The selections I made are roughly grouped by topic area, although many papers fit in more than one topic, and multiple might not be optimally grouped - but hey, this is how my brain sees it.
The selection includes posters I went to see, so I can vouch that they are at least vaguely interesting. For some of them I also include a few point-form notes, which are likely to help with navigation even more.
Here's my summary of the whole conference:
I saw a few main lines of work throughout this conference: CNNs applied to computer vision problem X, metric for evaluating CNNs applied to computer vision problem X, new dataset for problem X (many times larger than previous, to allow for application of CNNs to problem X), new way of labeling the data for the new dataset for CNNs.

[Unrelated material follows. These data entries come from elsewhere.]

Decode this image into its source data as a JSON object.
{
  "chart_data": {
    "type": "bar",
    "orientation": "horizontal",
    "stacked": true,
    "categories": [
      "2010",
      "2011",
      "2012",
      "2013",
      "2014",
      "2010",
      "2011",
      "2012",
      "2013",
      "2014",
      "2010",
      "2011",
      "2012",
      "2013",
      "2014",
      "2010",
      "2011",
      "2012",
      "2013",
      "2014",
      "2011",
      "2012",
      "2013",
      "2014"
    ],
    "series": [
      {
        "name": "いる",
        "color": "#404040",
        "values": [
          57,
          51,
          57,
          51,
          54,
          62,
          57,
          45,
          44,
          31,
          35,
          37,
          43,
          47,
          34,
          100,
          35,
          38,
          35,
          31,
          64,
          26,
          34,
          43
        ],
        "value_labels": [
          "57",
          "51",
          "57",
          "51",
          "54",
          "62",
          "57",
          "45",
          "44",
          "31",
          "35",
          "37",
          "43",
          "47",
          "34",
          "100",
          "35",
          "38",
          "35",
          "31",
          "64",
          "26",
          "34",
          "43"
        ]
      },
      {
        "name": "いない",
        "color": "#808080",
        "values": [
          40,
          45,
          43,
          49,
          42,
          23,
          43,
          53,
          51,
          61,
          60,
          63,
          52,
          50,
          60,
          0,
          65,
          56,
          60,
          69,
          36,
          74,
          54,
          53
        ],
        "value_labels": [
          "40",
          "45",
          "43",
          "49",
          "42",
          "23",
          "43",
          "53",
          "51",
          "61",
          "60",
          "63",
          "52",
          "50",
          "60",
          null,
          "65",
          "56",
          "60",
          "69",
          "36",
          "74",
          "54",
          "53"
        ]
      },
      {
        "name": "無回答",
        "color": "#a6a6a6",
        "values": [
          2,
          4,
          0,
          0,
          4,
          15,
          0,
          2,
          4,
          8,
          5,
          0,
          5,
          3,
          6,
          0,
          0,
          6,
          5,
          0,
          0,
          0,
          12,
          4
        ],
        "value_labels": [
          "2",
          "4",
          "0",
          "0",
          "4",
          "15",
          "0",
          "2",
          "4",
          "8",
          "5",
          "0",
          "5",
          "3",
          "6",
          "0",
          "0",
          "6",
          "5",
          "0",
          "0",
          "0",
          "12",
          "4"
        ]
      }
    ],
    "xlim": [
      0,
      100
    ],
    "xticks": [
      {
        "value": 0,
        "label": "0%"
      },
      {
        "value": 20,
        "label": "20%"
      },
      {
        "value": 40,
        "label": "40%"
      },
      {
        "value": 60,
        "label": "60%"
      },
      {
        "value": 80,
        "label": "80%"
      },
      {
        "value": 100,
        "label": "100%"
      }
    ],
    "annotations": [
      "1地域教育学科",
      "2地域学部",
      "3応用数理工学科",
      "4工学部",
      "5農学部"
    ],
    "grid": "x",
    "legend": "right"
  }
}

In summary, CNNs are here to stay. At this conference I think everyone realized how many people are actually working on CNNs... there have been arxiv entries popping up all over, but once you actually find yourself in a room full of CNN-related posters, it really hits you. I think many people also realized how many other groups are working on the exact same problems, thinking about the exact same issues, and planning on the exact same approaches and datasets. It's become quite crowded.
So this year was the CNN hammer applied to just about any vision problem you can think of - setting new baselines and benchmarks left and right. You're working on an old/new problem? Have you tried CNNs? No? The crowd moves on to the next poster that has. Many papers have "deep" or "nets" somewhere in the title, with a cute way of naming models applied to some standard problem (ShapeNets, DeepShape, DeepID, DevNet, DeepContour, DeepEdge, segDeep, ActivityNet). See a pattern? Are these people using vastly different approaches to solve similar problems? Who knows.
So what is the field going to do next year? Solve the same problem with the next hottest architecture? R-CNNs? even deeper? Some new networks with memory and attention modules? More importantly, do results get outdated the moment the papers are submitted because the next best architecture has already been released somewhere on arxiv, waiting for new benchmarking efforts? How do we track whether the numbers we are seeing reported are the latest numbers there are? Are papers really the best format to present this information and communicate progress?
These new trends in the computer vision are leaving us to think about a lot of very hard questions. It's becoming increasingly hard to predict where the field's going in a year, let alone a few years from now.
I think there are two emerging trends right now: more industry influence (all the big names seem to be moving to Google and Facebook), and more neuroscience influence (can the networks tell us more about the brain, and what can we learn about the brain to build better networks?). These two forces are beginning to increasingly shape the field. Thus, closely watching what these two forces have at their disposal might offer glimpses into where we might be going with all of this...